The program is entitled A-I-D-E-T
A Acknowledge...Good morning Mr/Mrs______ Acknowledge family and friends too!
I Introduce.........."manage-up" yourself and others. Include IPC (Individual Patient Care)question.
D Duration.....Inform patient of when Dr. will be in, when procedures will be done and how long they
will take.
E Explanation.......Always "narrate the care". At time of discharge, verify they understand their
instructions.
T Thank You.........Thank them for coming to our Emergency Care Center, "anything else you need or
questions I can answer".
Key words: Safey, Privacy, Comfort, Informed, "very good care", Clean, (New medication-Side effects)
8 Nursing behaviors that are used EVERY time you are rounding
1) A-I-D-E-T with IPC (Individual Plan of Care) We ask the patients to participate in their plan of care with us
2) Perform scheduled tasks
3) Address "PPD" Pain, Plan of Care and Duration (include wait times)

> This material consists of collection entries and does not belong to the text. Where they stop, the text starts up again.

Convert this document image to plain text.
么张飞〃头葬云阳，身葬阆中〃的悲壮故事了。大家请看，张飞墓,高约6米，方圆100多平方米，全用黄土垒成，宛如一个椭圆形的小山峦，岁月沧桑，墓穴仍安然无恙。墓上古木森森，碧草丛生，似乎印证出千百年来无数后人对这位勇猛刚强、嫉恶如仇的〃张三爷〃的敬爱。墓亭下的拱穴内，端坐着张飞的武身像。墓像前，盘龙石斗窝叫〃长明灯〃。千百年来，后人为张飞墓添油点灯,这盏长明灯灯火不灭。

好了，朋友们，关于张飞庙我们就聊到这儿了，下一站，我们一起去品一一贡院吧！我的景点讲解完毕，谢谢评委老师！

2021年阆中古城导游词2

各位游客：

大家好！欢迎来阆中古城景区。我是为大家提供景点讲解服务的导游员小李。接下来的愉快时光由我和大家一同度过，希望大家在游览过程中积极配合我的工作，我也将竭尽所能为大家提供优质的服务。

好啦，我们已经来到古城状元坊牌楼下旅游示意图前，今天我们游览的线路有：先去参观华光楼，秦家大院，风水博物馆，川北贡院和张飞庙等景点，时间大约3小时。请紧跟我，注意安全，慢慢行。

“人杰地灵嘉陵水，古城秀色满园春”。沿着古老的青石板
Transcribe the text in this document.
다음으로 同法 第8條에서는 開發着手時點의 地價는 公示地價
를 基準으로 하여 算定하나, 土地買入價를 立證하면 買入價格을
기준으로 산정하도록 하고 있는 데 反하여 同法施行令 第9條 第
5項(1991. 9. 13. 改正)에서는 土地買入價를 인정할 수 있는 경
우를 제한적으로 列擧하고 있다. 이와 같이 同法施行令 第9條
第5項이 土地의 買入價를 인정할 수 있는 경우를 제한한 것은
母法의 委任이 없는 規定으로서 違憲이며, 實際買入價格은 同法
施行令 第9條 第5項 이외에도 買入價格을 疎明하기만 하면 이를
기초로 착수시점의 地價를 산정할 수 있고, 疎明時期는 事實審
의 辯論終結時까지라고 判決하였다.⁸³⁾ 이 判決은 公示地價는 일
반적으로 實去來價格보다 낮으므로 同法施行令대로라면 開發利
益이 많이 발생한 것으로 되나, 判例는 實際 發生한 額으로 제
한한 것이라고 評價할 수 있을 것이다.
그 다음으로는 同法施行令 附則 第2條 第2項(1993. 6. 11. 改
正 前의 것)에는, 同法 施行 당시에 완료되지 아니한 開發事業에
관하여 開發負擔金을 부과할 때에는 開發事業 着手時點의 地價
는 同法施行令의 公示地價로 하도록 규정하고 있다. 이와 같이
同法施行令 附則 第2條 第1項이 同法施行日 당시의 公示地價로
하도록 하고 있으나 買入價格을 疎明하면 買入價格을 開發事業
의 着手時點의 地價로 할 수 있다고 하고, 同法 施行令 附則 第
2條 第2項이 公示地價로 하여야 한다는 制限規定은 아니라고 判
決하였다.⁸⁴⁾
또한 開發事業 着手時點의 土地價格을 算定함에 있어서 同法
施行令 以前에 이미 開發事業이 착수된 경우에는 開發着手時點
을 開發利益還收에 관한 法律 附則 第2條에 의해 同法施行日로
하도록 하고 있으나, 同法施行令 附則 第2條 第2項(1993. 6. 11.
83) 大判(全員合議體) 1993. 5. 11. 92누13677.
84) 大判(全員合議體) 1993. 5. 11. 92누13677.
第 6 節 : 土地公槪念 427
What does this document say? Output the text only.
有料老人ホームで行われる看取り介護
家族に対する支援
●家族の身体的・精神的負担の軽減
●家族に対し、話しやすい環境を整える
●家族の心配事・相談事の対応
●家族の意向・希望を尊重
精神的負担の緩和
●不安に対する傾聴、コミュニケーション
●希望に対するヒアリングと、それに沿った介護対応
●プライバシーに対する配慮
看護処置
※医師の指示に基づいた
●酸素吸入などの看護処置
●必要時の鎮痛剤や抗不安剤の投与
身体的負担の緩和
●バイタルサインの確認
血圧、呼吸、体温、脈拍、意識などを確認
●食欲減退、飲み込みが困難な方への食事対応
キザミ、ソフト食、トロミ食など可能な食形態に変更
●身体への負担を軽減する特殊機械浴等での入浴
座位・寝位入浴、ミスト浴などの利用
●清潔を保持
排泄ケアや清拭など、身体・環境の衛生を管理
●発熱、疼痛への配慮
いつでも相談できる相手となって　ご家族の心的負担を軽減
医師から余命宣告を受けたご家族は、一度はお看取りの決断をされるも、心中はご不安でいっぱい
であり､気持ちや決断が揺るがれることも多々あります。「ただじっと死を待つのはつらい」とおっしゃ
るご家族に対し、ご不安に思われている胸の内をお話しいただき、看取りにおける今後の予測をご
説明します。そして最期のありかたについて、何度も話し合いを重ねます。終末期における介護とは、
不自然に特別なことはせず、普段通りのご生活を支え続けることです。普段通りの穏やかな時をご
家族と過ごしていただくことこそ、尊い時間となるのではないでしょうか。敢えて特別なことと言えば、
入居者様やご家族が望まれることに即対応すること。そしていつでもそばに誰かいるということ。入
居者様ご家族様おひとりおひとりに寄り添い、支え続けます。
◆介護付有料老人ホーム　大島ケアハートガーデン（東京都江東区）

4) Assess additional comfort needs, blankets, pillows, ice packs, educational TV
5) Conduct environmental assessment (Cleanliness and safety)
6) Ask "Is there anything else I can do for you? "I have time"
7) Tell them when you will be back
8) Document the round on log in room
By performing the hourly rounds and anticipating the patient/family needs, there is an increase in patient safety, improved communication, decrease in call bell use and other positive results such as improved patient satisfaction scores.
~ Hazel, RN, CEN, CCRN
I work for a state Department of Health in the Newborn Screening Program. Our nurses follow up on infants with abnormal Newborn Screenings. Since last October we have been screening for Severe Combined Immune Deficiency (known as the "bubble-boy illness"). To date we have identified at least one infant with SCID. On the horizon, our program will begin requiring screening for Critical Congenital Heart Defects. I am so proud as a Registered Nurse to be saving babies lives every day!
~ Marna, RN, BSN, M.Ed.
Starting in 1992, in Labor and Delivery and post partum, it was an exciting time as the unit grew by introducing the concept of "The Family Birthing" (aka LDRP) concept. Over the last 16 years I have transitioned from Newborn Nursery to our new NICU. The thing that I believe is the breaking point is not having loved ones and family at your side for support. The most unraveling issue for families and society is when someone dies, especially a baby. This is why I am now striving to develop a coordinated response team for following our Safe Surrender policy. I feel a strong commitment to making people aware of the policy of our hospital and how it reflects the law of Abandonment vs. Safe Surrender. As I explained to the Emergency Department's educator "we do not want JCOH to come in and clean up a potential mess because we were not prepared". To sum it up we cannot assume we would know how to help a desperate parent. We can do everything possible in "good faith and a good conscience".